Are you sure that you never took anything from anyone? Look at what is bothering you the most in this paint. They often say to me: "What worries me most is that they invaded my privacy, that someone else was digging into my things." If this is your case, then are you sure that you never dug into someone's personal life or did not want to do this? Or that they never stole
- My husband was a heartbreaker, and I left him. But why are I still so attracted to smoothies?
To understand, you must first understand what annoys you in the behavior of smoothies. If you are constantly attracted to such men, and they, too, are drawn to you, then this means that you have some traits of their character. What you don’t like with smoothies reflects the side of your character that you don’t want to notice. What does the word “heartthrob” mean to you? This is a man who seduces
- I have great difficulty with the concept of responsibility. I was beaten, and I experienced all sorts of hardships. I think I was not always to blame.

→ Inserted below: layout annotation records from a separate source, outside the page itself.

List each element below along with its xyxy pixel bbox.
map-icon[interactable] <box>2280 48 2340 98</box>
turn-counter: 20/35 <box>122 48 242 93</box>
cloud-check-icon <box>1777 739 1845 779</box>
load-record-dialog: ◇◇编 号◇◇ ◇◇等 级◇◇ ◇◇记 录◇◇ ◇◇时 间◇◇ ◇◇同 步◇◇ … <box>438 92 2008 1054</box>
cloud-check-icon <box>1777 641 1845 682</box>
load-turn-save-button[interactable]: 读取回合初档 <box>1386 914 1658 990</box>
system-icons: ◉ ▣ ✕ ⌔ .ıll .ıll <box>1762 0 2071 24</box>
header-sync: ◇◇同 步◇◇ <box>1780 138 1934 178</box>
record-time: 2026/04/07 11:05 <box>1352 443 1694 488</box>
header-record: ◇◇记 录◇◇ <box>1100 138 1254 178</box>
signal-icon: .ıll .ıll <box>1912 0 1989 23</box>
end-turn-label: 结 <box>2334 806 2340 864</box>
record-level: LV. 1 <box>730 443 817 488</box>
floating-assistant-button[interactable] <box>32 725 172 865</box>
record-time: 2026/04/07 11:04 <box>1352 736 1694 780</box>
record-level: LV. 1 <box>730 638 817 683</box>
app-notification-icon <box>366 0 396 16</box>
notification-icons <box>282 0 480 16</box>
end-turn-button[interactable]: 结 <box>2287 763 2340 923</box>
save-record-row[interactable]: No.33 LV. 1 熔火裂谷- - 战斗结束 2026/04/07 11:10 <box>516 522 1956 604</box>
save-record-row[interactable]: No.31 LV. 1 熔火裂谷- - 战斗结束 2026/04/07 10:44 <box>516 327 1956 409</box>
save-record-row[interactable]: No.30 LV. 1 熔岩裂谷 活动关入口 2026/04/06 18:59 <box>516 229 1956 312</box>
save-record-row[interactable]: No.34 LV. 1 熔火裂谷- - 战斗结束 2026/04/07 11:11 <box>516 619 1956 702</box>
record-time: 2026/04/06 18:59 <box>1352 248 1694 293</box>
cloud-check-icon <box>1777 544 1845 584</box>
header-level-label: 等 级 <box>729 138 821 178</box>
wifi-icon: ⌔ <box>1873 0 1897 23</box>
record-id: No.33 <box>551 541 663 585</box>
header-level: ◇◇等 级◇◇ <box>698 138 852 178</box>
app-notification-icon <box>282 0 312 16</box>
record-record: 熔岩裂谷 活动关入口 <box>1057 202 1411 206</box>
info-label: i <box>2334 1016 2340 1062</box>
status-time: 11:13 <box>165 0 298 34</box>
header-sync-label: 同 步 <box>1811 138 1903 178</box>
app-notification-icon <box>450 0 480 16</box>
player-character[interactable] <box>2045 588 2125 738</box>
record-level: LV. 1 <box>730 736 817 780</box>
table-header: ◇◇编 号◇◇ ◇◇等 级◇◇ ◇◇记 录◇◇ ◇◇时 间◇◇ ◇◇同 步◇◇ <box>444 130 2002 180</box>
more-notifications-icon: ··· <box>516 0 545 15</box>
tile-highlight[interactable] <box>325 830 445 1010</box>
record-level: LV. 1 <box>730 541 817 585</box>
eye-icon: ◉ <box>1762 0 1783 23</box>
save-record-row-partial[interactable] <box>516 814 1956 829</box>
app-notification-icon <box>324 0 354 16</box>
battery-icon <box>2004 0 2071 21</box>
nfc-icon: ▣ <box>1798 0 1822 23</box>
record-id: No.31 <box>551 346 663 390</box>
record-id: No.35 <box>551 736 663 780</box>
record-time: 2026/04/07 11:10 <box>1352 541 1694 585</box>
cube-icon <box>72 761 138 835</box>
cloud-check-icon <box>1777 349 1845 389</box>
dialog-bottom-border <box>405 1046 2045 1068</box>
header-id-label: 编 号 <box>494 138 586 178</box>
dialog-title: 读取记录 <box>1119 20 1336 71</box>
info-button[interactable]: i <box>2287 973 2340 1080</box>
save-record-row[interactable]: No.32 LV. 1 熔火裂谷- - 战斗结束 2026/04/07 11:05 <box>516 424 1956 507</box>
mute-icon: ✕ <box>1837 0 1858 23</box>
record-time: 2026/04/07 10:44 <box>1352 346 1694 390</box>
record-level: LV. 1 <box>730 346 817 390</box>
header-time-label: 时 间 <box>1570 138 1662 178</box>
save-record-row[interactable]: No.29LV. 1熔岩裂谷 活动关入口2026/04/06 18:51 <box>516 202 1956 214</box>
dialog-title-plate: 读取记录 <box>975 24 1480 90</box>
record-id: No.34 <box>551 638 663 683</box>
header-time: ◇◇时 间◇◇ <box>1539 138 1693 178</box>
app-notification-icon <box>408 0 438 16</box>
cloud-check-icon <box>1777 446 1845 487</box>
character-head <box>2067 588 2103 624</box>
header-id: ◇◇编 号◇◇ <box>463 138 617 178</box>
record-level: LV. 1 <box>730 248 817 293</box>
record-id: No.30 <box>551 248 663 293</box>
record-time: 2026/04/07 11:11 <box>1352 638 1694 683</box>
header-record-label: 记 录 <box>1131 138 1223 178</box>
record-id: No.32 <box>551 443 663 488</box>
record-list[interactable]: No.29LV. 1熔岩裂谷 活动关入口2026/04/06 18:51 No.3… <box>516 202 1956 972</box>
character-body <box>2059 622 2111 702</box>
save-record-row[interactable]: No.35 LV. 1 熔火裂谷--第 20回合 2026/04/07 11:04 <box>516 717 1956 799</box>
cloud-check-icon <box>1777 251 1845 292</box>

What do you say to that? From your question it follows that you consider yourself guilty. You say to yourself: “I didn’t do anything wrong; why did it happen to me then? ”Very often people confuse guilt and responsibility. Your responsibility for what happened to you lies in your ability to state that the life you have lived was not easy, and, most importantly, in understanding that everything
- In your first book you advise: before leaving a spouse, a woman should make sure that she really does not have anything more to do with her and that otherwise she cannot avoid the repetition of the previous situation.
Would you like to say in this that if my relationship with my wife is full of emotions and if I react sharply to everything, but I should learn to experience these emotions differently, and I have no right to leave him? In my book, I write that if you leave your husband for the reason that you are not able to accept any trait of his character, then in the future you will definitely meet another person with the same trait -
- For a short time I had a lover, and I feel guilty that he did not renew his marital relationship with his wife. I feel guilty for everything that was destroyed. How do I get rid of this guilt?
The relationship between your former lover and his wife does not concern you in any way. What happens between them has nothing to do with you. But, relying on your scale of values, you tell yourself that it is not good to have a relationship with a married man. You must choose one of two things: either to make sure that this does not happen again, because you feel guilty, or to change your
- When I go out for a walk alone or with a friend, my husband always blames me or sulks me. Sometimes I still go out for a walk, and sometimes not. One way or another, I feel ill at ease. If I go for a walk, I feel guilty. If I do not go out for a walk, then I feel unhappy. I know that I give in to guilt, but I can’t do anything with myself. What do i do?
It is clear that your husband only openly expresses what is already happening in you. He is part of you, who says that a good wife should not go out without her husband. However, there is another part of you that sometimes wants to go out with someone else. Apparently, the first part - stronger and more often wins. Make contact with these two parts in you and ask them to come to an agreement and
- The exercise "early education"
Although we rarely catch this connection, many of our adult losses are directly related to the way we were raised in childhood. Children are sometimes told that they are not capable of anything, or, on the contrary, that everything should be done with ease. Both statements bring the child to a standstill. The questions below are aimed at helping you recognize and decipher the effects of your upbringing.